Ordered Liberty and Federal Might.
Outrage, at least from the usual suspects, has greeted the use of federal personnel in Portland to enforce laws that the mayor of Portland and the governor of Oregon have refused to enforce.
Despite the pearl-clutching, the precedent and the constitutional principles are clear:
If the states and cities will not protect their citizens’ lives, property and civil rights, the Constitution does not permit federal military intervention.
It requires it.
. . . .
What claimed the mantle of popular rage could not thwart the steel helmets and heavy armor sent by the Republican Commander in Chief.
And, over their objections, President Dwight David Eisenhower made sure that nine black students were escorted safely into Little Rock Central High School.
The visceral certainty of the angry white mob that it was wrong for Washington to use force to protect the rights of people threatened by violence did not matter—nor should it have.
Americans are guaranteed a great number of civil rights, besides the right to equal opportunity in education.
Citizens are also entitled to speak freely, to assemble freely, to worship freely and, under the Fifth Amendment, to travel.
In fact, under 18 U.S. Code § 241, it is a federal offense to conspire “to injure, oppress, threaten, or intimidate any person … in the free exercise or enjoyment of any right or privilege secured to him by the Constitution or laws of the United States, or because of his having so exercised the same.”
This statute also makes it illegal for “two or more persons [to] go in disguise on the highway, or on the premises of another, with intent to prevent or hinder his free exercise or enjoyment of any right or privilege so secured…”
For 49 days now, violent anarchists have acted in defiance of protocols outlined by the Portland Police Bureau—which has hardly shown itself to be a bastion of strict “law and order” policing—for safe and peaceable assembly.
Instead, they have systematically undertaken to destroy private, state, and federal property and have not hesitated to assault either law enforcement personnel or civilians.

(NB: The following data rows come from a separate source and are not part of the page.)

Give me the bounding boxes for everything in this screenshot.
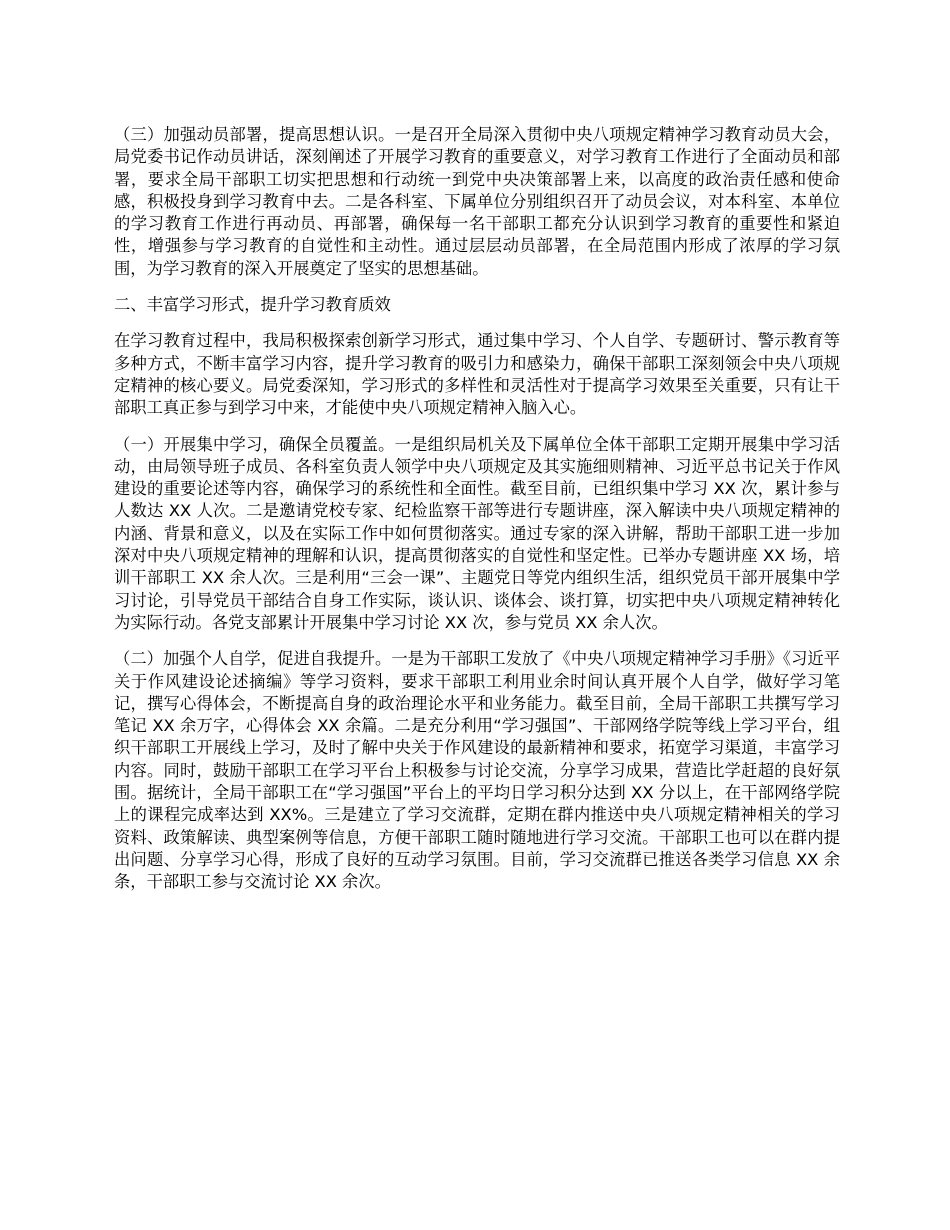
paragraph-self-study: （二）加强个人自学，促进自我提升。一是为干部职工发放了《中央八项规定精神学习手册》《习近平关于作风建设论述摘编》等学习资料，要求干部职工利用业余时间认真开展个人自学，做好学习笔记，撰写心得体会，不断提高自身的政治理论水平和业务能力。截至目前，全局干部职工共撰写学习笔记 XX 余万字，心得体会 XX 余篇。二是充分利用“学习强国”、干部网络学院等线上学习平台，组织干部职工开展线上学习，及时了解中央关于作风建设的最新精神和要求，拓宽学习渠道，丰富学习内容。同时，鼓励干部职工在学习平台上积极参与讨论交流，分享学习成果，营造比学赶超的良好氛围。据统计，全局干部职工在“学习强国”平台上的平均日学习积分达到 XX 分以上，在干部网络学院上的课程完成率达到 XX%。三是建立了学习交流群，定期在群内推送中央八项规定精神相关的学习资料、政策解读、典型案例等信息，方便干部职工随时随地进行学习交流。干部职工也可以在群内提出问题、分享学习心得，形成了良好的互动学习氛围。目前，学习交流群已推送各类学习信息 XX 余条，干部职工参与交流讨论 XX 余次。 bbox=[114, 649, 840, 892]
paragraph-learning-forms-intro: 在学习教育过程中，我局积极探索创新学习形式，通过集中学习、个人自学、专题研讨、警示教育等多种方式，不断丰富学习内容，提升学习教育的吸引力和感染力，确保干部职工深刻领会中央八项规定精神的核心要义。局党委深知，学习形式的多样性和灵活性对于提高学习效果至关重要，只有让干部职工真正参与到学习中来，才能使中央八项规定精神入脑入心。 bbox=[114, 331, 840, 418]
paragraph-centralized-study: （一）开展集中学习，确保全员覆盖。一是组织局机关及下属单位全体干部职工定期开展集中学习活动，由局领导班子成员、各科室负责人领学中央八项规定及其实施细则精神、习近平总书记关于作风建设的重要论述等内容，确保学习的系统性和全面性。截至目前，已组织集中学习 XX 次，累计参与人数达 XX 人次。二是邀请党校专家、纪检监察干部等进行专题讲座，深入解读中央八项规定精神的内涵、背景和意义，以及在实际工作中如何贯彻落实。通过专家的深入讲解，帮助干部职工进一步加深对中央八项规定精神的理解和认识，提高贯彻落实的自觉性和坚定性。已举办专题讲座 XX 场，培训干部职工 XX 余人次。三是利用“三会一课”、主题党日等党内组织生活，组织党员干部开展集中学习讨论，引导党员干部结合自身工作实际，谈认识、谈体会、谈打算，切实把中央八项规定精神转化为实际行动。各党支部累计开展集中学习讨论 XX 次，参与党员 XX 余人次。 bbox=[114, 434, 840, 632]
section-heading-learning-forms: 二、丰富学习形式，提升学习教育质效 bbox=[114, 295, 391, 315]
paragraph-mobilization: （三）加强动员部署，提高思想认识。一是召开全局深入贯彻中央八项规定精神学习教育动员大会，局党委书记作动员讲话，深刻阐述了开展学习教育的重要意义，对学习教育工作进行了全面动员和部署，要求全局干部职工切实把思想和行动统一到党中央决策部署上来，以高度的政治责任感和使命感，积极投身到学习教育中去。二是各科室、下属单位分别组织召开了动员会议，对本科室、本单位的学习教育工作进行再动员、再部署，确保每一名干部职工都充分认识到学习教育的重要性和紧迫性，增强参与学习教育的自觉性和主动性。通过层层动员部署，在全局范围内形成了浓厚的学习氛围，为学习教育的深入开展奠定了坚实的思想基础。 bbox=[114, 125, 840, 278]
document-body bbox=[114, 124, 840, 908]
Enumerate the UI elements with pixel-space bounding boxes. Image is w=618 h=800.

Unruly crowds used commercial grade lasers to blind police, and made weapons from paving stones and fireworks—even attempted to assault an officer with a hammer.
A little over a week ago, Portland Police made multiple arrests and found a loaded weapon on one subject, as a hostile crowd of about 250 violent anarchists failed to comply with dispersal order and surrounded Hatfield Courthouse.
A few days later, someone fired shots into the air from the rear seat of a passing SUV.
Whether we blame Antifa, Black Lives Matter, or spontaneously enraged “peaceful protesters,” the mayhem being imposed on America’s cities now constitute a host of civil rights violations.
. . . .
In the name of civil rights, justice and peace, seven weeks of anarchy is enough.